If we just went by straight percentages, Utah would be the second-place team here and Boston would be fourth. But adding 38 games of .500 brings the percentage column into alignment with the games column, which raised Boston to second and drops Utah to fourth.
At the bottom of the Second Division, three teams are trying to not be the two that will be assigned next year to the Third Division. The inside track for escaping relegation belongs to the New Orleans Pelicans, who are 3-9. The Pelicans still are two games better than the Cleveland Cavaliers (2-12) and the Atlanta Hawks (1-11).
The two best teams in the Third Division clearly are the Indiana Pacers and the Miami Heat. Both are going up to the Second Division and the Elite Division next year, barring disaster.
The rest of this group is just trying to grunt out this schedule and outrun the relegation carriage. The third-place team, the 9-9 Charlotte Hornets, is only one game ahead of the seventh-place Sacramento Kings, who are positioned for relegation at 5-7. In between them are the Brooklyn Nets and the Minnesota Timberwolves. One of these teams will be relegated, along with the Chicago Bulls, who have made a substantial down payment on next year's Fourth Division rent with a 5-12 record.

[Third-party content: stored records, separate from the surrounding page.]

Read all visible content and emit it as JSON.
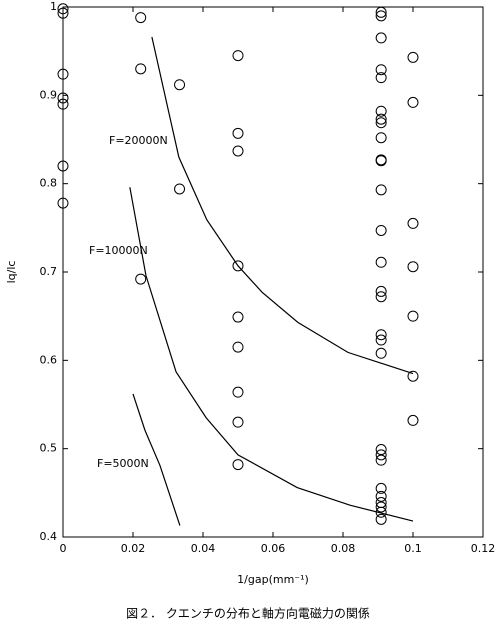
{
  "chart_data": {
    "type": "scatter",
    "x_label": "1/gap(mm⁻¹)",
    "y_label": "lq/lc",
    "caption": "図２． クエンチの分布と軸方向電磁力の関係",
    "xlim": [
      0,
      0.12
    ],
    "ylim": [
      0.4,
      1
    ],
    "xticks": [
      0,
      0.02,
      0.04,
      0.06,
      0.08,
      0.1,
      0.12
    ],
    "yticks": [
      0.4,
      0.5,
      0.6,
      0.7,
      0.8,
      0.9,
      1
    ],
    "color": "#000000",
    "x": [
      0,
      0,
      0,
      0,
      0,
      0,
      0,
      0.0222,
      0.0222,
      0.0222,
      0.0333,
      0.0333,
      0.05,
      0.05,
      0.05,
      0.05,
      0.05,
      0.05,
      0.05,
      0.05,
      0.05,
      0.0909,
      0.0909,
      0.0909,
      0.0909,
      0.0909,
      0.0909,
      0.0909,
      0.0909,
      0.0909,
      0.0909,
      0.0909,
      0.0909,
      0.0909,
      0.0909,
      0.0909,
      0.0909,
      0.0909,
      0.0909,
      0.0909,
      0.0909,
      0.0909,
      0.0909,
      0.0909,
      0.0909,
      0.0909,
      0.0909,
      0.0909,
      0.0909,
      0.1,
      0.1,
      0.1,
      0.1,
      0.1,
      0.1,
      0.1
    ],
    "values": [
      0.998,
      0.993,
      0.924,
      0.897,
      0.89,
      0.82,
      0.778,
      0.988,
      0.93,
      0.692,
      0.912,
      0.794,
      0.945,
      0.857,
      0.837,
      0.707,
      0.649,
      0.615,
      0.564,
      0.53,
      0.482,
      0.994,
      0.99,
      0.965,
      0.929,
      0.92,
      0.882,
      0.873,
      0.869,
      0.852,
      0.827,
      0.826,
      0.793,
      0.747,
      0.711,
      0.678,
      0.672,
      0.629,
      0.623,
      0.608,
      0.499,
      0.493,
      0.487,
      0.455,
      0.446,
      0.439,
      0.434,
      0.428,
      0.42,
      0.943,
      0.892,
      0.755,
      0.706,
      0.65,
      0.582,
      0.532
    ],
    "lines": [
      {
        "name": "F=20000N",
        "x": [
          0.0254,
          0.0331,
          0.0411,
          0.05,
          0.0569,
          0.0671,
          0.0814,
          0.1
        ],
        "values": [
          0.966,
          0.83,
          0.759,
          0.707,
          0.677,
          0.643,
          0.609,
          0.585
        ]
      },
      {
        "name": "F=10000N",
        "x": [
          0.0191,
          0.0237,
          0.0323,
          0.0409,
          0.05,
          0.0669,
          0.082,
          0.1
        ],
        "values": [
          0.796,
          0.696,
          0.587,
          0.535,
          0.493,
          0.456,
          0.436,
          0.418
        ]
      },
      {
        "name": "F=5000N",
        "x": [
          0.02,
          0.0234,
          0.0277,
          0.0334
        ],
        "values": [
          0.562,
          0.521,
          0.481,
          0.413
        ]
      }
    ]
  }
}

This is the fifth year for the pyramid across pro basketball. The Lakers began this history in the Fourth Division in 2015-16 and they've not only never gotten out, but they've been a poor Fourth Division club, 23-36 in four years of Fourth Division games entering 2019-20.
Hard to believe, but we have been living through the absolute lowest point in the history of the Lakers going all the way back to Minneapolis, 1948. From the end of 2012-13 through the 2018-19 season, the Lakers went six consecutive years without going to the playoffs. Among those six seasons were four of the five worst winning percentages in team history.

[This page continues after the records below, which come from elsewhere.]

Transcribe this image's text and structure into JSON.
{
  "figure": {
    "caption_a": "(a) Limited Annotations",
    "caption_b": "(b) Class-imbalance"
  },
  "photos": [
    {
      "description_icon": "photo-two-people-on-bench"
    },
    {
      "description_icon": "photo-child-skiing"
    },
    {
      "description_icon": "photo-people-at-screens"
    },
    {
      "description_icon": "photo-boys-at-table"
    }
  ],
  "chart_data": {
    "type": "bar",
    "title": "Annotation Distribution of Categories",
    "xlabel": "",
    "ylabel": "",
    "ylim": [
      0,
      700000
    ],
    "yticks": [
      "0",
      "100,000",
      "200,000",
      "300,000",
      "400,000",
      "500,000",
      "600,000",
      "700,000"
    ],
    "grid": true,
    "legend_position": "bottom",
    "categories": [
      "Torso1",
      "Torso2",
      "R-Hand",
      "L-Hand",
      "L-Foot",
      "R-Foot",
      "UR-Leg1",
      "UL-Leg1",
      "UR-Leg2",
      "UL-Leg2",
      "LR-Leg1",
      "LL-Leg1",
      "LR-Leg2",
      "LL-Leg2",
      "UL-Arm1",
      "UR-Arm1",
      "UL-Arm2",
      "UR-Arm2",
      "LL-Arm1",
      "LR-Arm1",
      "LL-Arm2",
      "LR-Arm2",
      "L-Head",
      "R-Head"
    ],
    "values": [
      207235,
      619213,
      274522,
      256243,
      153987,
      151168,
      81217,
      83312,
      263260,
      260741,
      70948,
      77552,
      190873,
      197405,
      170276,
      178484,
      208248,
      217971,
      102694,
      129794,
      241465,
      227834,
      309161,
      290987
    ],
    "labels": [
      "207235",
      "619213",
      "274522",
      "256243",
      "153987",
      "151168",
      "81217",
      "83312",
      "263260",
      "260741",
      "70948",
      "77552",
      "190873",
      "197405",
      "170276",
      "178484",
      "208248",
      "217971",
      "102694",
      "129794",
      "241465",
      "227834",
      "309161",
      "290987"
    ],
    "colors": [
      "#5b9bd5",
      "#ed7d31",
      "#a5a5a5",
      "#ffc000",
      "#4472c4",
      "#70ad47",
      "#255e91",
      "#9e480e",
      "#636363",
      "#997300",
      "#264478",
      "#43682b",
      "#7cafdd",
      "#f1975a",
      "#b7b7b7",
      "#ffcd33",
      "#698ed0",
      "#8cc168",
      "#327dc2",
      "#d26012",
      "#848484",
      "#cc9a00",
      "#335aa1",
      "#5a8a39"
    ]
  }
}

In the entire previous 65 years of the franchise's history, the Lakers had missed the playoffs a total of five times. Only once had they gone more than one year without entering the playoffs.
There is a cure for this in the NBA, and the Lakers usually have access to it. Just sign the best player in the league. So, LeBron James finally decided to play for his hometown team and signed with the Lakers. Now, they've added Anthony Davis and they've got Dwight Howard and Rajon Rondo, older players who used to be stars most of the time and still get there some of the time.
The Lakers are 42-12 overall, best record in the NBA's Western Conference. Only four teams in Lakers history have played better than this team's .778 clip, and all of them won the NBA Finals.
The Lakers also are making easy work of the Fourth Division for once, 9-1. They almost can't fail to win the Fourth Division and the Elite Division berth that goes with it. The second-place team, the Memphis Grizzlies, are 6-4. The Lakers have three games left, so their magic number is one. The Lakers would be last of the original Fourth Division teams from 2015-16 to climb from the cellar.
Memphis and Orlando are close together for the second promotion out of the Fourth Division. No other team has a shot.